A 12-minute visit is long enough to match a symptom to a drug or a referral. It is not long enough to understand why the symptom is happening, what predisposed you to it, how your work, sleep, stress, and movement patterns are contributing, and what a genuinely durable solution might look like. It is not long enough to perform an osteopathic structural examination — a systematic, hands-on assessment of how your musculoskeletal system is organized, compensating, and restricting your recovery. It is not long enough to ask the questions that would distinguish a straightforward mechanical complaint from something more complex.

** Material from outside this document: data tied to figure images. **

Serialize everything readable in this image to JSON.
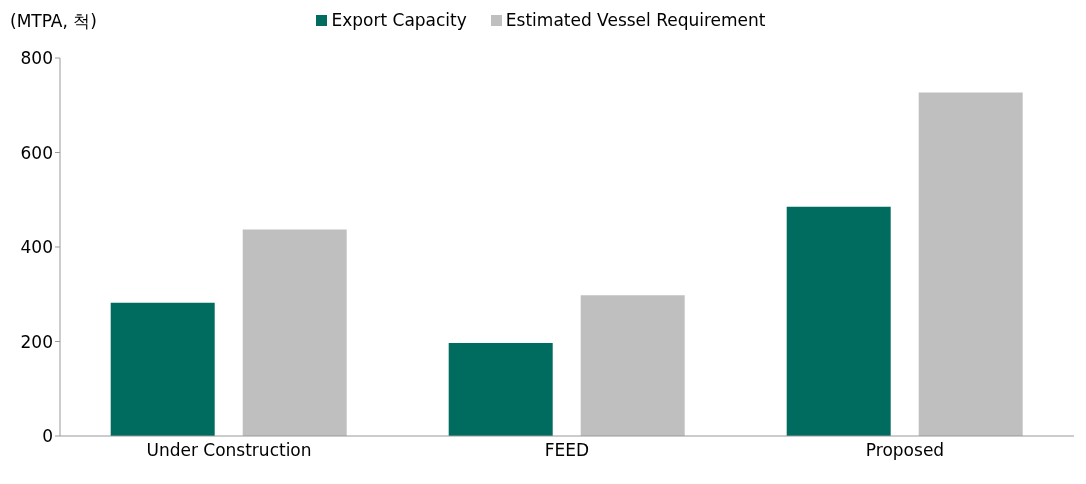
{
  "chart_data": {
    "type": "bar",
    "ylabel": "(MTPA, 척)",
    "categories": [
      "Under Construction",
      "FEED",
      "Proposed"
    ],
    "series": [
      {
        "name": "Export Capacity",
        "color": "#006b5f",
        "values": [
          282,
          197,
          485
        ]
      },
      {
        "name": "Estimated Vessel Requirement",
        "color": "#bfbfbf",
        "values": [
          437,
          298,
          727
        ]
      }
    ],
    "ylim": [
      0,
      800
    ],
    "yticks": [
      0,
      200,
      400,
      600,
      800
    ],
    "legend": "top"
  }
}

Chronic pain in particular demands longitudinal context. A patient with low back pain who is also deconditioned, mildly depressed, and sleeping four hours a night is not the same patient as someone with identical imaging findings who exercises regularly and is physiologically resilient. Treating them identically — a muscle relaxant, a referral to physical therapy, a follow-up in six weeks — is the default response in volume medicine because individualization takes time that the model doesn’t allow.

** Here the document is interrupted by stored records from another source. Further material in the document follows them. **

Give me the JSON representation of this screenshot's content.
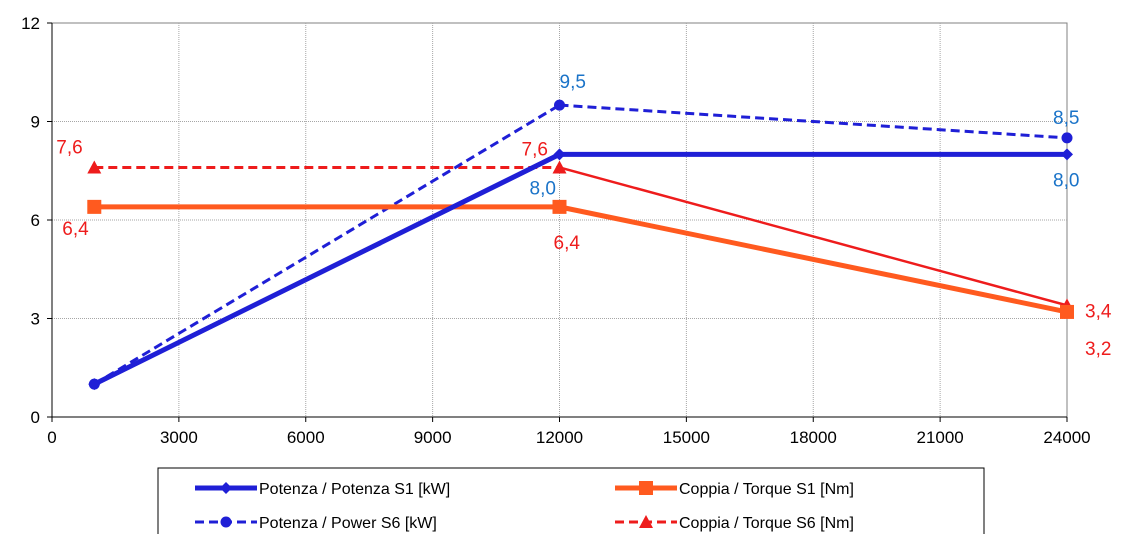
{
  "chart_data": {
    "type": "line",
    "title": "",
    "xlabel": "",
    "ylabel": "",
    "xlim": [
      0,
      24000
    ],
    "ylim": [
      0,
      12
    ],
    "x_ticks": [
      "0",
      "3000",
      "6000",
      "9000",
      "12000",
      "15000",
      "18000",
      "21000",
      "24000"
    ],
    "y_ticks": [
      "0",
      "3",
      "6",
      "9",
      "12"
    ],
    "grid": true,
    "legend_position": "bottom",
    "series": [
      {
        "name": "Potenza / Potenza S1 [kW]",
        "color": "#1f1fd6",
        "style": "solid-thick",
        "marker": "diamond",
        "points": [
          [
            1000,
            1.0
          ],
          [
            12000,
            8.0
          ],
          [
            24000,
            8.0
          ]
        ],
        "labels": [
          {
            "point": 1,
            "text": "8,0",
            "color": "#1a73c8"
          },
          {
            "point": 2,
            "text": "8,0",
            "color": "#1a73c8"
          }
        ]
      },
      {
        "name": "Coppia / Torque S1 [Nm]",
        "color": "#ff5a1f",
        "style": "solid-thick",
        "marker": "square",
        "points": [
          [
            1000,
            6.4
          ],
          [
            12000,
            6.4
          ],
          [
            24000,
            3.2
          ]
        ],
        "labels": [
          {
            "point": 0,
            "text": "6,4",
            "color": "#ee1c1c"
          },
          {
            "point": 1,
            "text": "6,4",
            "color": "#ee1c1c"
          },
          {
            "point": 2,
            "text": "3,2",
            "color": "#ee1c1c"
          }
        ]
      },
      {
        "name": "Potenza / Power S6 [kW]",
        "color": "#1f1fd6",
        "style": "dashed",
        "marker": "circle",
        "points": [
          [
            1000,
            1.0
          ],
          [
            12000,
            9.5
          ],
          [
            24000,
            8.5
          ]
        ],
        "labels": [
          {
            "point": 1,
            "text": "9,5",
            "color": "#1a73c8"
          },
          {
            "point": 2,
            "text": "8,5",
            "color": "#1a73c8"
          }
        ]
      },
      {
        "name": "Coppia / Torque S6  [Nm]",
        "color": "#ee1c1c",
        "style": "dashed-then-solid",
        "marker": "triangle",
        "points": [
          [
            1000,
            7.6
          ],
          [
            12000,
            7.6
          ],
          [
            24000,
            3.4
          ]
        ],
        "labels": [
          {
            "point": 0,
            "text": "7,6",
            "color": "#ee1c1c"
          },
          {
            "point": 1,
            "text": "7,6",
            "color": "#ee1c1c"
          },
          {
            "point": 2,
            "text": "3,4",
            "color": "#ee1c1c"
          }
        ]
      }
    ],
    "legend_order": [
      0,
      1,
      2,
      3
    ]
  }
}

What a Different Approach Looks Like

An initial evaluation at this practice takes 45 minutes to an hour. That is not because the process is inefficient — it is because understanding a patient takes time, and that time is built into the model deliberately. The evaluation includes a detailed history, a neurological assessment where indicated, and a full osteopathic structural examination conducted manually. By the end of that visit, the physician holds your case in his mind as a whole, not as a chief complaint mapped to a CPT code.

Because this is a concierge micropractice, the panel is small by design. That means Dr. Knopp actually knows his patients — their history, their responses to prior treatment, the contextual factors that shape their experience of pain. When you call, you reach the physician directly. When your condition changes, you do not start over with a new provider. The continuity is not incidental; it is the point.

Why This Matters for Outcomes

There is meaningful evidence that the therapeutic relationship itself is a clinical variable. Patients who feel heard, who trust their physician, and who have adequate time to ask questions are more likely to adhere to treatment plans and report better outcomes. The depersonalization baked into volume medicine is not just an inconvenience — it is a measurable obstacle to recovery.

The concierge model does not exist because it is more convenient, although it often is. It exists because the physician-patient relationship that medicine was built on — sustained, unhurried, and grounded in genuine knowledge of the person — is incompatible with a 12-minute visit. Restoring that relationship is not a luxury. For patients managing complex or chronic pain, it may be the most clinically significant thing a practice can offer.